Dois Dentes
Para Sérgio Santanna
Almoçava. Era tarde. Um dos últimos
clientes. Nem por isso tinha pressa. Pelas janelas envidraçadas daquele
vigésimo andar, não via mais a cidade, só nuvens, só céu chumbo. Os outros
edifícios estavam muito abaixo, quase só casas de bairro antigo. Do outro lado
da sala uma mulher o fitou, e seu rosto exageradamente maquilado lhe pareceu
menos duro à luz de velas. Deveria ter sido uma mulher atraente, para quem
gostasse daquele tipo de brinquedo de porcelana; mas sua beleza era tola, nas
roupas de lantejoulas reluzentes e metálicas, na blusa decotada e saia de
veludo.
Por que pensava nisso? Talvez
porque, além dele, apenas o lavador de vidraças era visível no salão enorme. Um
do lado de dentro, outro do lado de fora. E sem qualquer cuidado, o sujeito
fazia seu serviço sobre uma plataforma de madeira pendurada em uma roldana. Nem
cinto, nem nada.
O filé estava macio, mas faltava
algum tempero. Comeu-o lentamente, observando o homem e sendo observado. Sendo
observado... Encarou-o. Também lentamente o homem foi afastando a plataforma
para a janela ao lado, diante de um corredor escuro. Levantou-se.

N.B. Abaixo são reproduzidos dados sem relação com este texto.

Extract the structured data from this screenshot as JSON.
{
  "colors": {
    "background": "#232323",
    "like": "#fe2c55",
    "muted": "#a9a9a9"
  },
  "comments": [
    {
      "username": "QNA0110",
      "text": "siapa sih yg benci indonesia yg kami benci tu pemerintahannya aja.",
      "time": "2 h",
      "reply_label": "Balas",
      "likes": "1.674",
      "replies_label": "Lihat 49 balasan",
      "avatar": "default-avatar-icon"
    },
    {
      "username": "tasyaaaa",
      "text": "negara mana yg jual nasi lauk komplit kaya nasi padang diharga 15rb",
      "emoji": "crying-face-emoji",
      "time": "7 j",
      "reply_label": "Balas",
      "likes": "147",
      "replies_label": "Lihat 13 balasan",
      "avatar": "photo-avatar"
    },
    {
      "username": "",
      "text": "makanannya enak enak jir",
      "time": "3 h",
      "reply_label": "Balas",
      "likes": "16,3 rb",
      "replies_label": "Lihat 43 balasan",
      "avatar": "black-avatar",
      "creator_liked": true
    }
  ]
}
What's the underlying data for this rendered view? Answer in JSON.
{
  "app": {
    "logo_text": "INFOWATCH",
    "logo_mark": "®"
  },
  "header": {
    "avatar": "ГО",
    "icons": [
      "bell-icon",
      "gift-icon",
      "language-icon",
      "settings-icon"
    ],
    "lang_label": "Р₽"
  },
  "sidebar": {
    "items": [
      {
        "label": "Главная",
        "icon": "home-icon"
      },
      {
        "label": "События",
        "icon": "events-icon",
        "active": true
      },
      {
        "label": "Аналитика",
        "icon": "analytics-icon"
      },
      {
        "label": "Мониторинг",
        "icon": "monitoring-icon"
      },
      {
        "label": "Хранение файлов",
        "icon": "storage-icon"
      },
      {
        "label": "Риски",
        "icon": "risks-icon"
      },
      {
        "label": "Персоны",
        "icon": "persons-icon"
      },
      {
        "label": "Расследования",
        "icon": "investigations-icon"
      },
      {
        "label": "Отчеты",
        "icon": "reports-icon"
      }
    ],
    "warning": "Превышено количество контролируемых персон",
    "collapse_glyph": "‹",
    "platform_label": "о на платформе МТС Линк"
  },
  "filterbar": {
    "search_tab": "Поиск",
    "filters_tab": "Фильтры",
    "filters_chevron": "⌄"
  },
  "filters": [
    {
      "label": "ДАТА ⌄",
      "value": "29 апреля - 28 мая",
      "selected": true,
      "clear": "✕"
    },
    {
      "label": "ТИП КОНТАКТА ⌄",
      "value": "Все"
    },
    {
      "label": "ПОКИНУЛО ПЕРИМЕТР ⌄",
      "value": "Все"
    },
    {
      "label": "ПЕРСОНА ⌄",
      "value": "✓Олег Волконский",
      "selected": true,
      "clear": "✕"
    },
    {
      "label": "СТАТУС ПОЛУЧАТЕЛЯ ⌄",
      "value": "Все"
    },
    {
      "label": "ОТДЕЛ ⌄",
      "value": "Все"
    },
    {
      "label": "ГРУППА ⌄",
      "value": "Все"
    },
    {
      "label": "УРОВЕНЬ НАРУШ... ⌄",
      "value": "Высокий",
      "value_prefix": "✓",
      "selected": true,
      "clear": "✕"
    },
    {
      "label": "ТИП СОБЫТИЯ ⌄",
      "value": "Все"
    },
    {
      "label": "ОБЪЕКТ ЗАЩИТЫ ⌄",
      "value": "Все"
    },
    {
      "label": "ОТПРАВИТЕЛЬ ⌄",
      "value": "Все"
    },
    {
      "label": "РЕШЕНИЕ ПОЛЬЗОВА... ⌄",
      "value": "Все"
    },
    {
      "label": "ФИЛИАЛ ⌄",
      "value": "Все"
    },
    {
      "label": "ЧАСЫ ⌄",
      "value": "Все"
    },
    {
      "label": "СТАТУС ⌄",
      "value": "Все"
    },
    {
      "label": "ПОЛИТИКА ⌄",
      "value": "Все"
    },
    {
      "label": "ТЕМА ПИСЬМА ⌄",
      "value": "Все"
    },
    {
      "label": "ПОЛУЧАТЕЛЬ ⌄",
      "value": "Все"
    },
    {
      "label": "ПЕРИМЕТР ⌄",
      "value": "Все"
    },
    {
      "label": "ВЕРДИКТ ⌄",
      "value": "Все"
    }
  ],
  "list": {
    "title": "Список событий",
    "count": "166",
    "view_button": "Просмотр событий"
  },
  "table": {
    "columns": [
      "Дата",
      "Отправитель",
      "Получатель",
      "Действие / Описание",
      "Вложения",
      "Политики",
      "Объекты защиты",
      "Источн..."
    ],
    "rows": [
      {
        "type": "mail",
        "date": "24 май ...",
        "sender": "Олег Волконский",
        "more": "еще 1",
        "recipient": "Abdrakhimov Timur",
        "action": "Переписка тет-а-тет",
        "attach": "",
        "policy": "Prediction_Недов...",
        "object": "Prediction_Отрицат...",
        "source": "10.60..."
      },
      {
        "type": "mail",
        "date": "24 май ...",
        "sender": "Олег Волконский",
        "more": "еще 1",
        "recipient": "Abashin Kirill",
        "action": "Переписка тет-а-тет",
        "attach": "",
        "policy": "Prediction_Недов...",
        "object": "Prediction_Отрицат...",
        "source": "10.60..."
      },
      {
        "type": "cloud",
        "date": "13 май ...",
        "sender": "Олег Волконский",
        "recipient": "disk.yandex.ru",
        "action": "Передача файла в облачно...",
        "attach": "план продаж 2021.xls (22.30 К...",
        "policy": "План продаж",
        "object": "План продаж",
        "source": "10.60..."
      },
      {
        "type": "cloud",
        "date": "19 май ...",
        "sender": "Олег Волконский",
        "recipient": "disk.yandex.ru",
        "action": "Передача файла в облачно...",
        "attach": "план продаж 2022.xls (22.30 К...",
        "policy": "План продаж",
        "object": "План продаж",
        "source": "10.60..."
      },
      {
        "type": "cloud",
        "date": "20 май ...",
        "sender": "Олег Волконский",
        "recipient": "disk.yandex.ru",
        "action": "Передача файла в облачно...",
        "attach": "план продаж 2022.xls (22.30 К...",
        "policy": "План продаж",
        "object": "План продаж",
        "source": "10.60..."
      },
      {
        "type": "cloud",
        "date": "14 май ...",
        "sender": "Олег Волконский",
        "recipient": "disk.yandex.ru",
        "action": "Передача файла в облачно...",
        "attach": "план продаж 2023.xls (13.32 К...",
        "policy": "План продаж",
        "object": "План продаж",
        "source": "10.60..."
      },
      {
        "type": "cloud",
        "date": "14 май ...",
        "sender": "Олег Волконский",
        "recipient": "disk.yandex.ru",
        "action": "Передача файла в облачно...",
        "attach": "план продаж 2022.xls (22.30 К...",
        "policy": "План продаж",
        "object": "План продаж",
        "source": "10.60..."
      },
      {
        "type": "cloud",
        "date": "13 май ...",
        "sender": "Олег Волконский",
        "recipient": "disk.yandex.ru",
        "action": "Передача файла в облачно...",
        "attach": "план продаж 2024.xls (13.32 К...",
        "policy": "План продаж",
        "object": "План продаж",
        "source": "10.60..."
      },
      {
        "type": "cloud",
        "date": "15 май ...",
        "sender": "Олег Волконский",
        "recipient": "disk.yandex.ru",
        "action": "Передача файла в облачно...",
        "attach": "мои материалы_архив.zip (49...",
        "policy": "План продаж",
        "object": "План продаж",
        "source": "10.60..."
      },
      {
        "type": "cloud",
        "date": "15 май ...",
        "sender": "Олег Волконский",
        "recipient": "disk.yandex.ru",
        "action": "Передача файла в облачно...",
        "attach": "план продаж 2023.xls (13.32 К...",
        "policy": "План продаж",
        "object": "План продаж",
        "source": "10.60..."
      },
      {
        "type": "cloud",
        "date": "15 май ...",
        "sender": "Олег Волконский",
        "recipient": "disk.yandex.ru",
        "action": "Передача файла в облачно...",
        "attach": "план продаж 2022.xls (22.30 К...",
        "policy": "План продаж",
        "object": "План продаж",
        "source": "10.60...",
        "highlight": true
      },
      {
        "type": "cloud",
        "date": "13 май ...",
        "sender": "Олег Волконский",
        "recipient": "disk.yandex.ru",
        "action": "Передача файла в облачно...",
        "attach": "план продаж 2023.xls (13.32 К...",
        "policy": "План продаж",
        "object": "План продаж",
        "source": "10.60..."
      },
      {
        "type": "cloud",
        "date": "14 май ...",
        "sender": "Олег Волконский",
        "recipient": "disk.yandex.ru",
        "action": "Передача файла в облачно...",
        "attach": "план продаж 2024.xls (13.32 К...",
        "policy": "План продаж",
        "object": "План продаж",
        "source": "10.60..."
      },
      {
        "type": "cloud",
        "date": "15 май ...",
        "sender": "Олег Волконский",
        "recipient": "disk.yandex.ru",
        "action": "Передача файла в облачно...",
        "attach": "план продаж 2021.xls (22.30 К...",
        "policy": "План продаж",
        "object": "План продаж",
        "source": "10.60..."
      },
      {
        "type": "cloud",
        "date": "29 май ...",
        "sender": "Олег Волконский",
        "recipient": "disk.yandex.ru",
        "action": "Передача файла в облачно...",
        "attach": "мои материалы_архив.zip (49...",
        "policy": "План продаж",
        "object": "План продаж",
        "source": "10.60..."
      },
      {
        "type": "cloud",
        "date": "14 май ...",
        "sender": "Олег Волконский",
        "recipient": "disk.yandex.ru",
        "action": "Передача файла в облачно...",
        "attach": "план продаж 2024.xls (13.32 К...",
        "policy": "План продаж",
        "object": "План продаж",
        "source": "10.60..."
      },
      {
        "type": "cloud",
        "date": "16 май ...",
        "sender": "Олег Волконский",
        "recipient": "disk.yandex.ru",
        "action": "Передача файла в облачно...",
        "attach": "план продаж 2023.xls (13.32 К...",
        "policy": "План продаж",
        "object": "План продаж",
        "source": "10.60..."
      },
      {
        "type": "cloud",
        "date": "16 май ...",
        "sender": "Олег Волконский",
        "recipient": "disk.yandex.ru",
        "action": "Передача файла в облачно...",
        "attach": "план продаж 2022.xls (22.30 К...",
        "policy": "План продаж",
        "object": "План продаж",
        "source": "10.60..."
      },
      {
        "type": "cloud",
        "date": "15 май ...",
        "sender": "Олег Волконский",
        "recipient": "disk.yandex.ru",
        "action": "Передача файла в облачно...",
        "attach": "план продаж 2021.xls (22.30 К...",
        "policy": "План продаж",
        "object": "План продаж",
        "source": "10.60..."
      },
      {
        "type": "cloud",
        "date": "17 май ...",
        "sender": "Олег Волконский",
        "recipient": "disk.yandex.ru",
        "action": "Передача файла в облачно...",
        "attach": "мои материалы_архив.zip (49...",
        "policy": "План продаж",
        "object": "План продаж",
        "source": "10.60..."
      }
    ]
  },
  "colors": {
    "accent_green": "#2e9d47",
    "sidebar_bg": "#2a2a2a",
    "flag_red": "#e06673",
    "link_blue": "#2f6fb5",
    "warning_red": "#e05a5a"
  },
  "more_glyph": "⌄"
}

Ninguém na sala, ninguém o via. De
que maneira faria aquilo? Diante do corredor, a porta do banheiro. Parou diante
dela, tirou um cigarro e foi até a janela. Olharia para fora como quem não quer
nada, cuspiria no vazio? Talvez apenas ficasse parado, fumando como quem não
quer nada, soltando a fumaça no ar quente da tarde morna, simulando pensar na
vida, na morte da bezerra, na política nacional, nos problemas existenciais que
não tinha? Nada, apenas isso:
“Tem fogo?” Inclinou-se para a chama
do isqueiro. Um empurrão seria suficiente, mas perigoso. Não havia tempo de
voltar para a mesa. Num relance, viu a corda que segurava a tábua por baixo.
Apenas um prego mal colocado impedia que ela corresse. Simulando apoiar-se no
parapeito da janela, achatou o prego em direção à madeira. A vida por um prego,
a melhor metáfora da fragilidade. Confiante nos músculos, na força, na
agilidade, o homem trabalhava despreocupado, certo de terminar o serviço,
esperar o ônibus, observar a noite chegando pelos vidros empoeirados da
condução, certo do banho, certo do jantar mesquinho mas reconfortante, certo do
sono e do novo dia. A vida por um prego... Num próximo movimento, a corda
passaria por cima dele, deixando a engenhoca inclinada.
“Obrigado.”
Saboreou a sobremesa com lentidão e
alguma dose de prazer. Os flocos de clara batida flutuavam no creme claro como
as nuvens lá fora. De um momento para outro, de um momento para outro. Mais uma
colherada, o doce na boca, salivando. Tinha curiosidade de ver a corda se
soltar, mas era impossível. Minutos, minutos... Não seria possível. Pagou a
conta.
O elevador pareceu vagaroso, mas
chegou ao saguão. Nenhum movimento, nada. Frustrado, atravessou a rua e...
Aconteceu. O grito fez com que
levantasse a cabeça. Ainda pendurado, o homem pedia ajuda. Alguém se debruçou
na janela tarde demais. E ele viu o corpo despencando-se, até estourar como um
ovo sobre o asfalto. Ploft. Ao lado, ele ainda pode ser os olhos arregalados de
espanto e medo.
Dois dentes haviam saltado para a
sarjeta. Aquilo lhe parecia familiar, mas não deu maior importância.